The higher likelihood of in-service students to accept rural practice could be explained by the fact that most of these were admitted at the medical school after practicing at lower cadre for some time (mostly in rurally-located health facilities), although the difference was only a trend and not significant. Their familiarity with working in rural environments could influence their preferences to continue practice in similar environments. The low number of in-service students in our study could explain the insignificant difference.

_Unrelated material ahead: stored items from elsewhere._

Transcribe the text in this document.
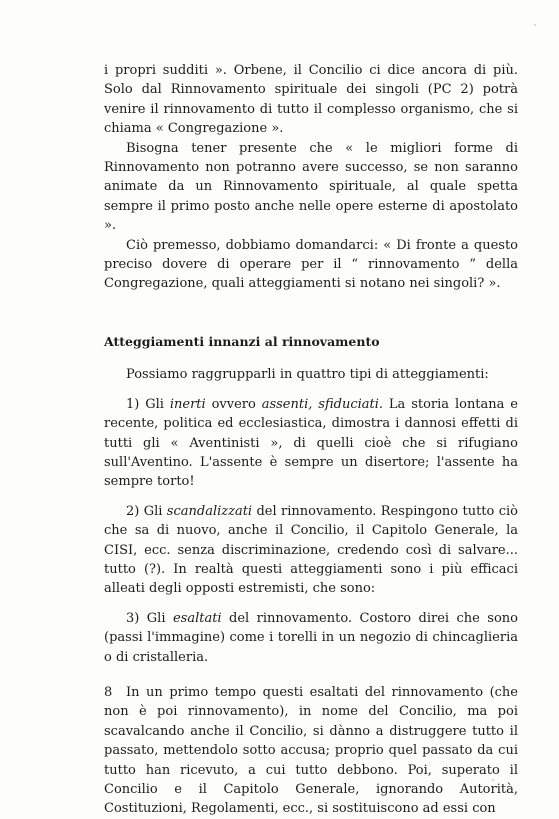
i propri sudditi ». Orbene, il Concilio ci dice ancora di più. Solo dal Rinnovamento spirituale dei singoli (PC 2) potrà venire il rinnovamento di tutto il complesso organismo, che si chiama « Congregazione ».

Bisogna tener presente che « le migliori forme di Rinnovamento non potranno avere successo, se non saranno animate da un Rinnovamento spirituale, al quale spetta sempre il primo posto anche nelle opere esterne di apostolato ».

Ciò premesso, dobbiamo domandarci: « Di fronte a questo preciso dovere di operare per il “ rinnovamento ” della Congregazione, quali atteggiamenti si notano nei singoli? ».

Atteggiamenti innanzi al rinnovamento

Possiamo raggrupparli in quattro tipi di atteggiamenti:

1) Gli inerti ovvero assenti, sfiduciati. La storia lontana e recente, politica ed ecclesiastica, dimostra i dannosi effetti di tutti gli « Aventinisti », di quelli cioè che si rifugiano sull'Aventino. L'assente è sempre un disertore; l'assente ha sempre torto!

2) Gli scandalizzati del rinnovamento. Respingono tutto ciò che sa di nuovo, anche il Concilio, il Capitolo Generale, la CISI, ecc. senza discriminazione, credendo così di salvare... tutto (?). In realtà questi atteggiamenti sono i più efficaci alleati degli opposti estremisti, che sono:

3) Gli esaltati del rinnovamento. Costoro direi che sono (passi l'immagine) come i torelli in un negozio di chincaglieria o di cristalleria.

In un primo tempo questi esaltati del rinnovamento (che non è poi rinnovamento), in nome del Concilio, ma poi scavalcando anche il Concilio, si dànno a distruggere tutto il passato, mettendolo sotto accusa; proprio quel passato da cui tutto han ricevuto, a cui tutto debbono. Poi, superato il Concilio e il Capitolo Generale, ignorando Autorità, Costituzioni, Regolamenti, ecc., si sostituiscono ad essi con

8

Strengths and limitations of the study

Strengths

This study attempted to find out if stand-alone short-term placements during medical training could influence future acceptance of rural practice in a resource-limited setting (RLS). Most of the studies on the role of rural exposure during undergraduate medical training in increasing rural medical practice after graduation have been done in high-income countries and very few, if any, in resource-limited settings. Since health workers' mal-distribution is prevalent in RLS, the results of this study are of great importance.

Limitations

Our study relied on self-reported data from students with high reliance on preferences rather than actual practice, which could weaken the strength of our conclusions. While the majority of MD3 students completed the survey, not all students participated, and it is possible that the non-participants might have more negative perceptions of peripheral rotations. Also, the lack of a comparison group could make it difficult to understand how the predictors are influencing preferences. Furthermore, the lack of feedback information from the peripheral hospitals to complement students’ self-reported data coupled with other individual and group effects of the surveyed students also limit the strength of our conclusions. A stronger study designs that incorporates a comparison group could lead to better understanding of our results.

Conclusions

Satisfaction with the rural rotation program was associated with increased likelihood of rural practice after graduation. Opportunities exist in reducing mal-distribution of health care workers through interventions that target health care workers in-training. Institutions of higher learning and other stakeholders involved in human resource for health (HRH) should consider introducing well organized, rural clinical rotations in their medical curricula to increase the likelihood of future rural location placement. Also, recruitment of more in-service students, especially those who have worked in rural areas for at least two years should be considered due to their high propensity to return back to rural areas after graduation.

Way forward

This was a cross-sectional study with its pertinent shortcomings. Follow-up studies that will utilize national and KCMUCo alumni databases will provide a better analysis of the translation of intent to actual practice and retention in rural and/or underserved areas.